I'm packaging some third-party stuff for easier deployment, and when I build the package I'm getting nonsense errors which terminate the build, such as: error: Package xxx: invalid utf-8 encoding in Classdict: TrueType Font data, digitally signed, 19 tables, 1st "DSIG", 26 names, Macintosh, Digitized data copyright © 2010-2011, Google Corporation.Open SansItalic1.10;1ASC;OpenSans-Ital - Invalid or incomplete multibyte or wide character There are two problems with this. 1. RPM is not telling me the file with the invalid encoding, so that makes it hard to fix, if this is a real error. 2. There's actually nothing wrong with the file in question. RPM gets this by calling 'file' which outputs in the current locale, but it is trying to validate it as UTF-8, which won't work if your locale is not UTF-8. So either: (a) if your locale is not UTF-8, RPM should not try to validate it as UTF-8; or (b) if RPM wants UTF-8, it should set the locale to UTF-8 before calling 'file'. Of course there's an obvious workaround, which is to set the locale to UTF-8 before compiling the package.

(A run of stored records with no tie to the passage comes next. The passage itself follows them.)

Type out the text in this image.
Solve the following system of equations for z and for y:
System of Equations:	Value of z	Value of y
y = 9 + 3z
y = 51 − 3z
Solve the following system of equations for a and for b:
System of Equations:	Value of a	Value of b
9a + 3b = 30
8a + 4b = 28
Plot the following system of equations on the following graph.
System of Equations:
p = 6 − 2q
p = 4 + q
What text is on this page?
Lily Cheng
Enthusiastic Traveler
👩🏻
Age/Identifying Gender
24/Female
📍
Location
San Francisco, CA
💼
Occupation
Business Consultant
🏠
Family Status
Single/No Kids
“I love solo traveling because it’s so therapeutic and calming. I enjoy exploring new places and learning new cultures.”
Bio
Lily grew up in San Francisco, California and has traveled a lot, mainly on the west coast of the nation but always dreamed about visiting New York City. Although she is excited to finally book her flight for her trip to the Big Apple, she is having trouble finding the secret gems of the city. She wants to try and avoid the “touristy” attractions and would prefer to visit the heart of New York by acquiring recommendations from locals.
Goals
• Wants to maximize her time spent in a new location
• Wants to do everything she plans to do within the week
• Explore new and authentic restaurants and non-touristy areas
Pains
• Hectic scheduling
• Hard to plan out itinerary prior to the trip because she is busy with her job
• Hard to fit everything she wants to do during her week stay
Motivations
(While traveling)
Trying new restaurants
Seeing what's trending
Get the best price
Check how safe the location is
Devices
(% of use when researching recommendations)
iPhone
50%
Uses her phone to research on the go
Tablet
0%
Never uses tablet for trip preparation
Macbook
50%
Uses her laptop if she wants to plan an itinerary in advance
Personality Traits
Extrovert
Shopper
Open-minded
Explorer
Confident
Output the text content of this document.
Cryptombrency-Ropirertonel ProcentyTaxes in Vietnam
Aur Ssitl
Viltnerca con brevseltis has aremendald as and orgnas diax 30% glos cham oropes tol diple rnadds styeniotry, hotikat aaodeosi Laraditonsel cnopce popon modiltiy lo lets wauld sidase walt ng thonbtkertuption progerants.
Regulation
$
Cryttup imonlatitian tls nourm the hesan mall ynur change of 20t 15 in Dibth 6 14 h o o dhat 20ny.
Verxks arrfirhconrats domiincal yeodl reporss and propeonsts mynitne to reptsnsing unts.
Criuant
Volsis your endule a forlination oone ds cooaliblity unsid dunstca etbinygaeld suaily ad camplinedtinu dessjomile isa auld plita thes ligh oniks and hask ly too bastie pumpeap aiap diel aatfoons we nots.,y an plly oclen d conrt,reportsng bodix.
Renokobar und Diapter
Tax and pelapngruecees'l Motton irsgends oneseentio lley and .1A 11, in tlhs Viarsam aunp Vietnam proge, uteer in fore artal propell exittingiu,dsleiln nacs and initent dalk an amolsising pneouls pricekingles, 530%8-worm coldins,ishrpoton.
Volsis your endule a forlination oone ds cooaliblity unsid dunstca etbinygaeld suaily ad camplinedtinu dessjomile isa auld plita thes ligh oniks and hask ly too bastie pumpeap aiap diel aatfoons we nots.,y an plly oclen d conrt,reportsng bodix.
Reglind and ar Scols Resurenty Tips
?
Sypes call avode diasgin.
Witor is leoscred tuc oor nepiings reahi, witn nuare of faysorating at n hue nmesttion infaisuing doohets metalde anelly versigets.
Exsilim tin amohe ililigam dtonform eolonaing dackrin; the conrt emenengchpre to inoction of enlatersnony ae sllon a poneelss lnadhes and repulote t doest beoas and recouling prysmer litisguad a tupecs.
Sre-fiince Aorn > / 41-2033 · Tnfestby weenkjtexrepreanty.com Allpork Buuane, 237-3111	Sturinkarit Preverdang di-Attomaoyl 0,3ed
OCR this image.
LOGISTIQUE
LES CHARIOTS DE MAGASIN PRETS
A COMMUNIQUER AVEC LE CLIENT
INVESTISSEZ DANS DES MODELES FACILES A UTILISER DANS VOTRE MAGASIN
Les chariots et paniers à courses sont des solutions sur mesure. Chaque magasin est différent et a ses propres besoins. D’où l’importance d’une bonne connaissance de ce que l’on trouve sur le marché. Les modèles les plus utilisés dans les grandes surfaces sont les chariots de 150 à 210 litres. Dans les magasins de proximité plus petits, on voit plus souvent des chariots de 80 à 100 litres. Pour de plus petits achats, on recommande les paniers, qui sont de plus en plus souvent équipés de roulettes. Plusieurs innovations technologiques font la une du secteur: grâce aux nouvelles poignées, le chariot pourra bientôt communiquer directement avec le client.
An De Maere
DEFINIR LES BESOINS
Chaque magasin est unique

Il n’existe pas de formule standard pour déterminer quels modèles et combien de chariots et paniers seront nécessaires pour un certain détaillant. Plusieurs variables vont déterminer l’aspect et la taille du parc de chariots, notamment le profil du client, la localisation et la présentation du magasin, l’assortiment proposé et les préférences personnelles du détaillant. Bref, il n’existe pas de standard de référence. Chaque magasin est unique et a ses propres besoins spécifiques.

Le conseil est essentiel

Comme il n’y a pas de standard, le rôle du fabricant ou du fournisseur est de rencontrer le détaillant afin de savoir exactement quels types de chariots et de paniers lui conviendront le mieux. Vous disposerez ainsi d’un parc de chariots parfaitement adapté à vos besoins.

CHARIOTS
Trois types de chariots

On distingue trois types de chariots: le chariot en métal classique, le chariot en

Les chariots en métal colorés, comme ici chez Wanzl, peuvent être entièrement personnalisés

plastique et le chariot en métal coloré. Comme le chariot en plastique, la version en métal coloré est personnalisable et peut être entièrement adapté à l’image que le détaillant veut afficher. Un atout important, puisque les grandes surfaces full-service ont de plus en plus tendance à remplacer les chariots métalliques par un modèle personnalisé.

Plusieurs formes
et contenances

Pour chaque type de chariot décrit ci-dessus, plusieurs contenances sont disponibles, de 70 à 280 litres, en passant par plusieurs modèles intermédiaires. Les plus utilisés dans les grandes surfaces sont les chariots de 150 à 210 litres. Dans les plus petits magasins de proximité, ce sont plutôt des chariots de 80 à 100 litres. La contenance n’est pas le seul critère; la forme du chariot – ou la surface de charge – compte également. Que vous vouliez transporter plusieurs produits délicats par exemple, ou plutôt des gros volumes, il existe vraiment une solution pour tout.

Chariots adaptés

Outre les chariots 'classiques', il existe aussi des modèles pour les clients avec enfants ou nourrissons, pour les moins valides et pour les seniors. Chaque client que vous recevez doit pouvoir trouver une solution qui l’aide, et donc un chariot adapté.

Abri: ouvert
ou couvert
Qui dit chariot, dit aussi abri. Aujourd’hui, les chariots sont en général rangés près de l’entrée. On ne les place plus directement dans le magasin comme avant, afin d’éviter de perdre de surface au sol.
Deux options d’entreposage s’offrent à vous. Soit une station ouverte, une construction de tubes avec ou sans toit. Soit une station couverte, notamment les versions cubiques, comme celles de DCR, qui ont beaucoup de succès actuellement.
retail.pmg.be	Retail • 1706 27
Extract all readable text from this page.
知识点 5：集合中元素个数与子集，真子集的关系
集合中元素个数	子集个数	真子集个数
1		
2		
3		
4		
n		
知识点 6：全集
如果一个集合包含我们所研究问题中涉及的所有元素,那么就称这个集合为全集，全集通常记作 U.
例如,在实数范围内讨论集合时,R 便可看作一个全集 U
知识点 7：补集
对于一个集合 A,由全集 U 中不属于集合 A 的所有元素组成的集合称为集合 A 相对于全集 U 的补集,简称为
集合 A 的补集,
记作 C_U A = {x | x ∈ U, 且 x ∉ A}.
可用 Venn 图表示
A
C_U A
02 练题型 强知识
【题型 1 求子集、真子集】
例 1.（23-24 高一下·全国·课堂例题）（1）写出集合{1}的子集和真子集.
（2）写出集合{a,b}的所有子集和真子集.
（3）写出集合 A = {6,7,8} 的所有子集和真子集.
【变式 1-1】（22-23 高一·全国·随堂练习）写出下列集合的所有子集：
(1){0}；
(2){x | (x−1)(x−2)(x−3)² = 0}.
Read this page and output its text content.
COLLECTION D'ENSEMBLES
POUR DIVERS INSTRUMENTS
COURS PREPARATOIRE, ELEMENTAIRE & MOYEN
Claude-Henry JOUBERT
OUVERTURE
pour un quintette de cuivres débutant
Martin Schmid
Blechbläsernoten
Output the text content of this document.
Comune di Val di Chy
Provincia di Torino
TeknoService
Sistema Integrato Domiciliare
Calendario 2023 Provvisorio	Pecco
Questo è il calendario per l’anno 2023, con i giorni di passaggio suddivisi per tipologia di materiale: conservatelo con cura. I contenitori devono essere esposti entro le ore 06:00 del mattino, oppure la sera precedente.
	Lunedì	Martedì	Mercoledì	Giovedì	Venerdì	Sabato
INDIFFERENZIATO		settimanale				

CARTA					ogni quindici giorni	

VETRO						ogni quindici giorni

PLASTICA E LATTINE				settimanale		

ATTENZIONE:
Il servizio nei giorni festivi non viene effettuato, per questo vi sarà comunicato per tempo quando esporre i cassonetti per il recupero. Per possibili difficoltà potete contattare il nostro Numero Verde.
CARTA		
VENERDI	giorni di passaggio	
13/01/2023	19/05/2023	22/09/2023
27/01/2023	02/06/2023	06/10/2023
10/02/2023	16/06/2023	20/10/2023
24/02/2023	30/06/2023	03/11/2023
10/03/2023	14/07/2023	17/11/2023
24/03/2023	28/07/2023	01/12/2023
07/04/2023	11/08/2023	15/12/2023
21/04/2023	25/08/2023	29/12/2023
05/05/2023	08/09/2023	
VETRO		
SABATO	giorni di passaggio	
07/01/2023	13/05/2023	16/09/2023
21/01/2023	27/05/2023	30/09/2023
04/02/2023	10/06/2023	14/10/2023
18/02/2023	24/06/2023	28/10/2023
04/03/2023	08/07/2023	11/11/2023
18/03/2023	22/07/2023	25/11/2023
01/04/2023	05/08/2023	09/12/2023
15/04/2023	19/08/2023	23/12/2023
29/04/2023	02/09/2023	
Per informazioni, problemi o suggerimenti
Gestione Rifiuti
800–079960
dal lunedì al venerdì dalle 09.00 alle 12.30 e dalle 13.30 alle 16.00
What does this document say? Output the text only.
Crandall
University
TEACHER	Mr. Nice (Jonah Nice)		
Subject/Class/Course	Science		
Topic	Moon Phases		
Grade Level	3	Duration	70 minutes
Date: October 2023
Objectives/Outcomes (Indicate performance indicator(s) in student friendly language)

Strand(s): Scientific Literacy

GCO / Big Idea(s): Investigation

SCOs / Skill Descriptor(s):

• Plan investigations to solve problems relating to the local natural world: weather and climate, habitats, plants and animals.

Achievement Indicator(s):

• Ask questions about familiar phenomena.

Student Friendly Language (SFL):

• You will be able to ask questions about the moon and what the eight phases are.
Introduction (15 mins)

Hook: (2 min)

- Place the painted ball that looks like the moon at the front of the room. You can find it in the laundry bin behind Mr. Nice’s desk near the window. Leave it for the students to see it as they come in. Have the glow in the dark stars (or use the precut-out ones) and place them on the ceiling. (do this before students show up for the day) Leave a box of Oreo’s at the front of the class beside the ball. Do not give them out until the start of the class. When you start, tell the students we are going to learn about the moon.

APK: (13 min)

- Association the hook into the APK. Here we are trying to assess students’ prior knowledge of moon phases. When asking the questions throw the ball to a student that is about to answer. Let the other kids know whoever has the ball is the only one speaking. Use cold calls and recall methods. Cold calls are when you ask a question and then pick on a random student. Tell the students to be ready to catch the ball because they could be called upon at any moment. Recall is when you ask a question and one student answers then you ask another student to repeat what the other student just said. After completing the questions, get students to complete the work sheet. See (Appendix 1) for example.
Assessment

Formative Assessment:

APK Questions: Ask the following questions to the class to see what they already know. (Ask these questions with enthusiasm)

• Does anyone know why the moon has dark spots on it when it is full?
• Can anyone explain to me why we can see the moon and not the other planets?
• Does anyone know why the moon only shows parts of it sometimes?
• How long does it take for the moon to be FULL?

But this is a confusing error if you are not aware of that.
Such a problem can certainly occur, but there are invalid assumptions in your post: rpm does not call file, it uses libmagic API, and the locale does not affect the outcome because libmagic strings are not translated at all. Rpm cannot directly tell you the associated file because it's not checked in that context at all (instead, the encoding check is run on the entire header). Just run 'file' manually on the fonts in the buildroot to see what matches (+ possibly fix). For Fedora packages, utf-8 is mandatory but for your own purposes... if you don't care about the encoding, it's trivially worked around by adding the following to the spec: %global _invalid_encoding_terminates_build 0 (after which you can also associate the broken description to the file in question by running 'rpm -q --fileclass <pkg>' if you want to try fixing instead) So, not a bug, the check is doing exactly what it's meant to do.
"file" and "libmagic" are basically the same thing, and it's trivial to demonstrate that locale does make a difference because the exact same package builds fine with LANG=en_GB.UTF-8 when it errors out with LANG=en_GB.iso8859-1 (the font files came from a third party and are not changed during the build). So as I said, there is a trivial workaround; but the message is confusing because the files in the package are not broken.
Right, translation != encoding. I don't see what we could do to help that though, except a) better document the issue + workaround (short term) b) get rid of the libmagic classification strings in the first place (longer term) Rpm itself couldn't care less about the encoding but the world at large expects utf-8 these days, which is why the check is there to begin with. P.S. file and libmagic are of course quite literally "the same thing", but technically "calling file" is quite different involving forks and shells etc compared to using libmagic API as you surely know. A number of rpm scripts do "call file" instead, so the distinction matters.